Des larmes étanches
Je me souviens. Il est mort un vendredi en début de matinée, comme mon grand-père. C’est la première remarque que je me suis faite. Mon père m’a appelé au bureau pour me le dire, tout de suite. Après il reste la journée. Le soir je devais partir pour rejoindre Lili. J’y suis allé parce que j’avais envie d’être avec elle et parce que ça n’aurait rien changé de rester.
Ce jour là elle était venue me chercher à la grande gare. Plus tard elle m’a dit qu’elle avait cru que je voulais la quitter.
C’était en décembre et il faisait déjà nuit. Je crois qu’elle s’est arrêtée sur le bord de la route et m’a demandé ce qui se passait. Alors je lui ai dit. Je n’avais pas su avant.
Je crois qu’elle aurait voulu me consoler et je mourais d’envie de me jeter dans ses bras.
Je ne l’ai pas fait. Je n’ai pas osé. Je n’ai pas pu. Il y avait quelque chose de plus fort que mon envie de me réfugier contre elle qui m’empêchait d’assouvir cette envie. Je crois que j’avais honte de souffrir, je ne pouvais pas me le permettre. Mais je crois que ce n’était qu’une manifestation parmi d’autre de ce qui est vraiment au fond, tout au fond : la peur de déranger.
Ecrit comme ça c’est presque ridicule. Rationnellement ça me paraît l’être mais émotionnellement ça ne l’est pas du tout, au contraire.

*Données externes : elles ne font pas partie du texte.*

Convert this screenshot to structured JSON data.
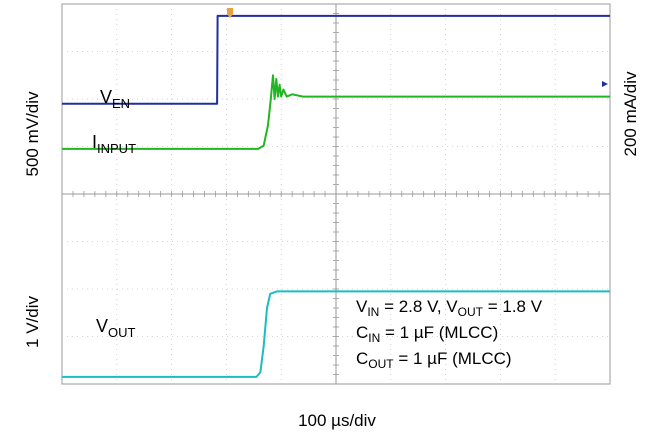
{
  "chart_data": {
    "type": "line",
    "title": "",
    "xlabel": "100 µs/div",
    "ylabel_left_top": "500 mV/div",
    "ylabel_right_top": "200 mA/div",
    "ylabel_left_bottom": "1 V/div",
    "grid": true,
    "x_divisions": 10,
    "y_divisions": 8,
    "x_unit": "µs",
    "x_per_div": 100,
    "xlim": [
      0,
      1000
    ],
    "series": [
      {
        "name": "V_EN",
        "label_main": "V",
        "label_sub": "EN",
        "color": "#1f2f9e",
        "points": [
          [
            0,
            1.9
          ],
          [
            283,
            1.9
          ],
          [
            284,
            3.75
          ],
          [
            1000,
            3.75
          ]
        ]
      },
      {
        "name": "I_INPUT",
        "label_main": "I",
        "label_sub": "INPUT",
        "color": "#22b522",
        "points": [
          [
            0,
            0.95
          ],
          [
            358,
            0.95
          ],
          [
            368,
            1.02
          ],
          [
            376,
            1.45
          ],
          [
            381,
            2.0
          ],
          [
            385,
            2.5
          ],
          [
            388,
            2.0
          ],
          [
            391,
            2.42
          ],
          [
            394,
            2.05
          ],
          [
            397,
            2.3
          ],
          [
            400,
            2.05
          ],
          [
            404,
            2.2
          ],
          [
            410,
            2.05
          ],
          [
            420,
            2.1
          ],
          [
            440,
            2.05
          ],
          [
            500,
            2.05
          ],
          [
            1000,
            2.05
          ]
        ]
      },
      {
        "name": "V_OUT",
        "label_main": "V",
        "label_sub": "OUT",
        "color": "#1cbcc0",
        "points": [
          [
            0,
            -3.85
          ],
          [
            355,
            -3.85
          ],
          [
            362,
            -3.75
          ],
          [
            368,
            -3.2
          ],
          [
            374,
            -2.4
          ],
          [
            380,
            -2.1
          ],
          [
            392,
            -2.05
          ],
          [
            1000,
            -2.05
          ]
        ]
      }
    ],
    "annotations": [
      {
        "name": "conditions-line-1",
        "parts": [
          [
            "V",
            "IN"
          ],
          [
            " = 2.8 V, V",
            "OUT"
          ],
          [
            " = 1.8 V",
            ""
          ]
        ]
      },
      {
        "name": "conditions-line-2",
        "parts": [
          [
            "C",
            "IN"
          ],
          [
            " = 1 µF (MLCC)",
            ""
          ]
        ]
      },
      {
        "name": "conditions-line-3",
        "parts": [
          [
            "C",
            "OUT"
          ],
          [
            " = 1 µF (MLCC)",
            ""
          ]
        ]
      }
    ]
  }
}
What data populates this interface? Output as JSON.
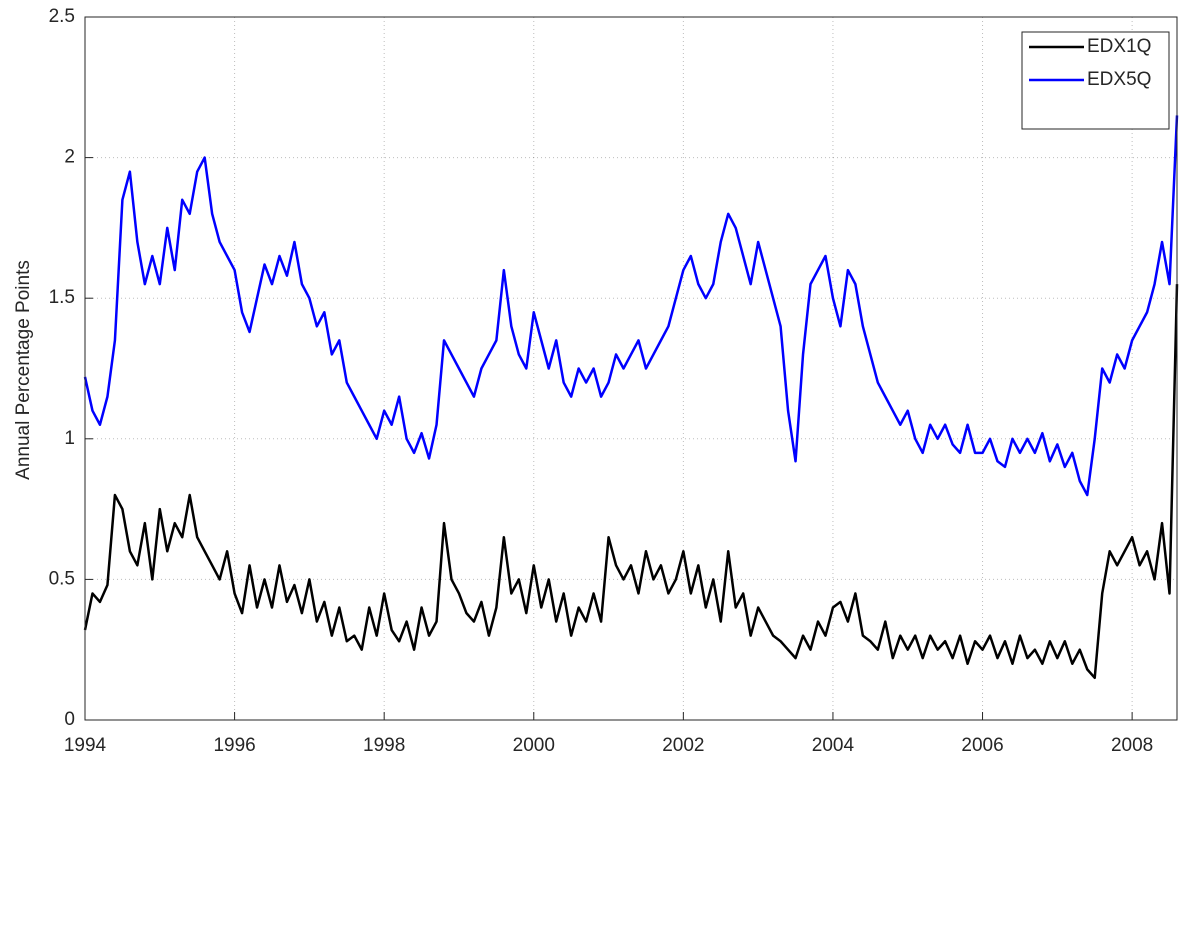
{
  "chart_data": {
    "type": "line",
    "ylabel": "Annual Percentage Points",
    "x": [
      1994.0,
      1994.1,
      1994.2,
      1994.3,
      1994.4,
      1994.5,
      1994.6,
      1994.7,
      1994.8,
      1994.9,
      1995.0,
      1995.1,
      1995.2,
      1995.3,
      1995.4,
      1995.5,
      1995.6,
      1995.7,
      1995.8,
      1995.9,
      1996.0,
      1996.1,
      1996.2,
      1996.3,
      1996.4,
      1996.5,
      1996.6,
      1996.7,
      1996.8,
      1996.9,
      1997.0,
      1997.1,
      1997.2,
      1997.3,
      1997.4,
      1997.5,
      1997.6,
      1997.7,
      1997.8,
      1997.9,
      1998.0,
      1998.1,
      1998.2,
      1998.3,
      1998.4,
      1998.5,
      1998.6,
      1998.7,
      1998.8,
      1998.9,
      1999.0,
      1999.1,
      1999.2,
      1999.3,
      1999.4,
      1999.5,
      1999.6,
      1999.7,
      1999.8,
      1999.9,
      2000.0,
      2000.1,
      2000.2,
      2000.3,
      2000.4,
      2000.5,
      2000.6,
      2000.7,
      2000.8,
      2000.9,
      2001.0,
      2001.1,
      2001.2,
      2001.3,
      2001.4,
      2001.5,
      2001.6,
      2001.7,
      2001.8,
      2001.9,
      2002.0,
      2002.1,
      2002.2,
      2002.3,
      2002.4,
      2002.5,
      2002.6,
      2002.7,
      2002.8,
      2002.9,
      2003.0,
      2003.1,
      2003.2,
      2003.3,
      2003.4,
      2003.5,
      2003.6,
      2003.7,
      2003.8,
      2003.9,
      2004.0,
      2004.1,
      2004.2,
      2004.3,
      2004.4,
      2004.5,
      2004.6,
      2004.7,
      2004.8,
      2004.9,
      2005.0,
      2005.1,
      2005.2,
      2005.3,
      2005.4,
      2005.5,
      2005.6,
      2005.7,
      2005.8,
      2005.9,
      2006.0,
      2006.1,
      2006.2,
      2006.3,
      2006.4,
      2006.5,
      2006.6,
      2006.7,
      2006.8,
      2006.9,
      2007.0,
      2007.1,
      2007.2,
      2007.3,
      2007.4,
      2007.5,
      2007.6,
      2007.7,
      2007.8,
      2007.9,
      2008.0,
      2008.1,
      2008.2,
      2008.3,
      2008.4,
      2008.5,
      2008.6
    ],
    "series": [
      {
        "name": "EDX1Q",
        "color": "#000000",
        "values": [
          0.32,
          0.45,
          0.42,
          0.48,
          0.8,
          0.75,
          0.6,
          0.55,
          0.7,
          0.5,
          0.75,
          0.6,
          0.7,
          0.65,
          0.8,
          0.65,
          0.6,
          0.55,
          0.5,
          0.6,
          0.45,
          0.38,
          0.55,
          0.4,
          0.5,
          0.4,
          0.55,
          0.42,
          0.48,
          0.38,
          0.5,
          0.35,
          0.42,
          0.3,
          0.4,
          0.28,
          0.3,
          0.25,
          0.4,
          0.3,
          0.45,
          0.32,
          0.28,
          0.35,
          0.25,
          0.4,
          0.3,
          0.35,
          0.7,
          0.5,
          0.45,
          0.38,
          0.35,
          0.42,
          0.3,
          0.4,
          0.65,
          0.45,
          0.5,
          0.38,
          0.55,
          0.4,
          0.5,
          0.35,
          0.45,
          0.3,
          0.4,
          0.35,
          0.45,
          0.35,
          0.65,
          0.55,
          0.5,
          0.55,
          0.45,
          0.6,
          0.5,
          0.55,
          0.45,
          0.5,
          0.6,
          0.45,
          0.55,
          0.4,
          0.5,
          0.35,
          0.6,
          0.4,
          0.45,
          0.3,
          0.4,
          0.35,
          0.3,
          0.28,
          0.25,
          0.22,
          0.3,
          0.25,
          0.35,
          0.3,
          0.4,
          0.42,
          0.35,
          0.45,
          0.3,
          0.28,
          0.25,
          0.35,
          0.22,
          0.3,
          0.25,
          0.3,
          0.22,
          0.3,
          0.25,
          0.28,
          0.22,
          0.3,
          0.2,
          0.28,
          0.25,
          0.3,
          0.22,
          0.28,
          0.2,
          0.3,
          0.22,
          0.25,
          0.2,
          0.28,
          0.22,
          0.28,
          0.2,
          0.25,
          0.18,
          0.15,
          0.45,
          0.6,
          0.55,
          0.6,
          0.65,
          0.55,
          0.6,
          0.5,
          0.7,
          0.45,
          1.55
        ]
      },
      {
        "name": "EDX5Q",
        "color": "#0000ff",
        "values": [
          1.22,
          1.1,
          1.05,
          1.15,
          1.35,
          1.85,
          1.95,
          1.7,
          1.55,
          1.65,
          1.55,
          1.75,
          1.6,
          1.85,
          1.8,
          1.95,
          2.0,
          1.8,
          1.7,
          1.65,
          1.6,
          1.45,
          1.38,
          1.5,
          1.62,
          1.55,
          1.65,
          1.58,
          1.7,
          1.55,
          1.5,
          1.4,
          1.45,
          1.3,
          1.35,
          1.2,
          1.15,
          1.1,
          1.05,
          1.0,
          1.1,
          1.05,
          1.15,
          1.0,
          0.95,
          1.02,
          0.93,
          1.05,
          1.35,
          1.3,
          1.25,
          1.2,
          1.15,
          1.25,
          1.3,
          1.35,
          1.6,
          1.4,
          1.3,
          1.25,
          1.45,
          1.35,
          1.25,
          1.35,
          1.2,
          1.15,
          1.25,
          1.2,
          1.25,
          1.15,
          1.2,
          1.3,
          1.25,
          1.3,
          1.35,
          1.25,
          1.3,
          1.35,
          1.4,
          1.5,
          1.6,
          1.65,
          1.55,
          1.5,
          1.55,
          1.7,
          1.8,
          1.75,
          1.65,
          1.55,
          1.7,
          1.6,
          1.5,
          1.4,
          1.1,
          0.92,
          1.3,
          1.55,
          1.6,
          1.65,
          1.5,
          1.4,
          1.6,
          1.55,
          1.4,
          1.3,
          1.2,
          1.15,
          1.1,
          1.05,
          1.1,
          1.0,
          0.95,
          1.05,
          1.0,
          1.05,
          0.98,
          0.95,
          1.05,
          0.95,
          0.95,
          1.0,
          0.92,
          0.9,
          1.0,
          0.95,
          1.0,
          0.95,
          1.02,
          0.92,
          0.98,
          0.9,
          0.95,
          0.85,
          0.8,
          1.0,
          1.25,
          1.2,
          1.3,
          1.25,
          1.35,
          1.4,
          1.45,
          1.55,
          1.7,
          1.55,
          2.15
        ]
      }
    ],
    "xlim": [
      1994.0,
      2008.6
    ],
    "xticks": [
      1994,
      1996,
      1998,
      2000,
      2002,
      2004,
      2006,
      2008
    ],
    "ylim": [
      0,
      2.5
    ],
    "yticks": [
      0,
      0.5,
      1,
      1.5,
      2,
      2.5
    ],
    "grid": true,
    "legend": "northeast"
  }
}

Je me suis rappelé de cet épisode hier ou avant-hier et ce midi en discutant avec Séverine j’ai découvert qu’elle ressentait la même dichotomie entre le rationnel et l’émotionnel.
C’est très troublant de sentir que la résistance est à l’intérieur.
Rationnellement je sais que je n’avais pas de raison d’avoir honte ni d’avoir peur de déranger, je saurais l’expliquer à une personne qui me raconterait cet épisode dont je ne serais alors que le spectateur. Emotionnellement, lorsque je suis impliqué comme acteur, je suis incapable de me raisonner. C’est plus fort que moi. Je n’aime pas cette expression. C’est exactement ça. Parfois je ressens quelques traits de raison mais je reste contraint sans pouvoir appeler à l’aide.
Je crois que ce jour là quelque chose s’est rompu parce que je n’ai pas su attraper sa main.